The problem is I cannot seem to capture things like the function name or the parameters while I have a greedy rule (this is due to ANTLR overriding those rules with most greedy one), so I cannot have a rule for paramters which is confirming they fit an identifier, meanwhile having a '.+' rule to collect function body.
A compromise would be to collect the function as a whole (everything inside of function
and end function
) and do a second parse on that block to parse the function header (name + params), trying to avoid.
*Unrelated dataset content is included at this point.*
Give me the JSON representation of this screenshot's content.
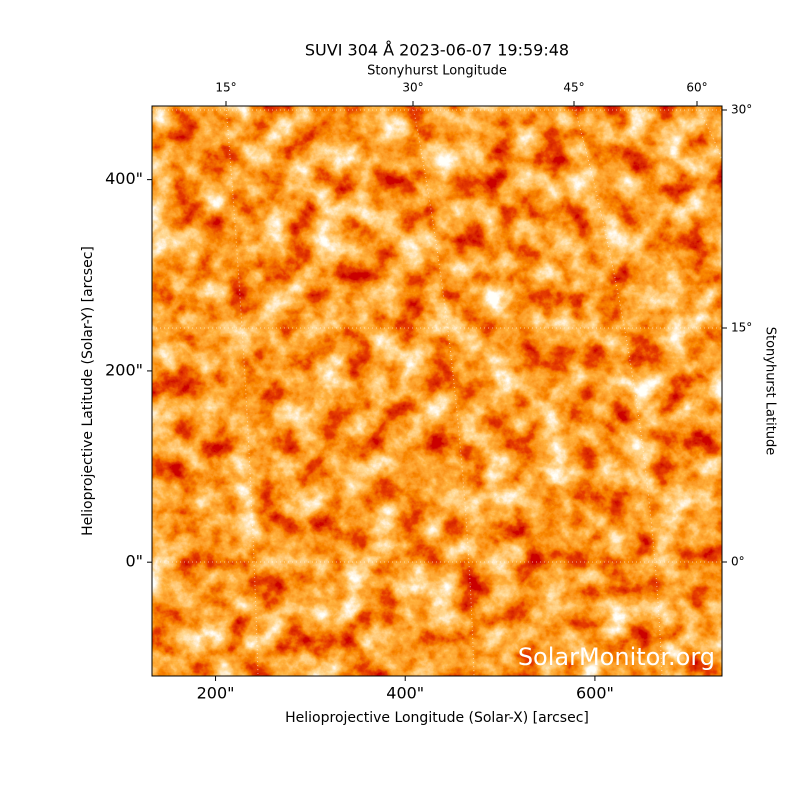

Another idea would be to have an additional mode which goes into "FUNCTION_BODY_MODE" once it encounters an R_PAREN
, and pop out (twice) once it finds end function
. This way, anything between R_PAREN and end function
is the function's body, inside that higher level mode I can have a greedy rule.
Something like
FunctionStart: FUNCTION_START_FRAGMENT-> channel(SkipChannel), pushMode(IN_FUNCTION);
mode IN_FUNCTION;
FunctionBodyStart: R_PAREN_FRAGMENT -> channel(SkipChannel), pushMode(IN_FUNCTION_BODY);
mode IN_FUNCTION_BODY;
FunctionBodyAndFunctionEnd : FUNCTION_END_FRAGMENT -> channel(SkipChannel), popMode, popMode; // double pop
ALL_TEXT : . ; // will consume everything
My issue with the above is it just sounds extremely counter-intuitive, and I am very new with ANTLR parsers so just trying to get the best advice for doing what fits my purposes.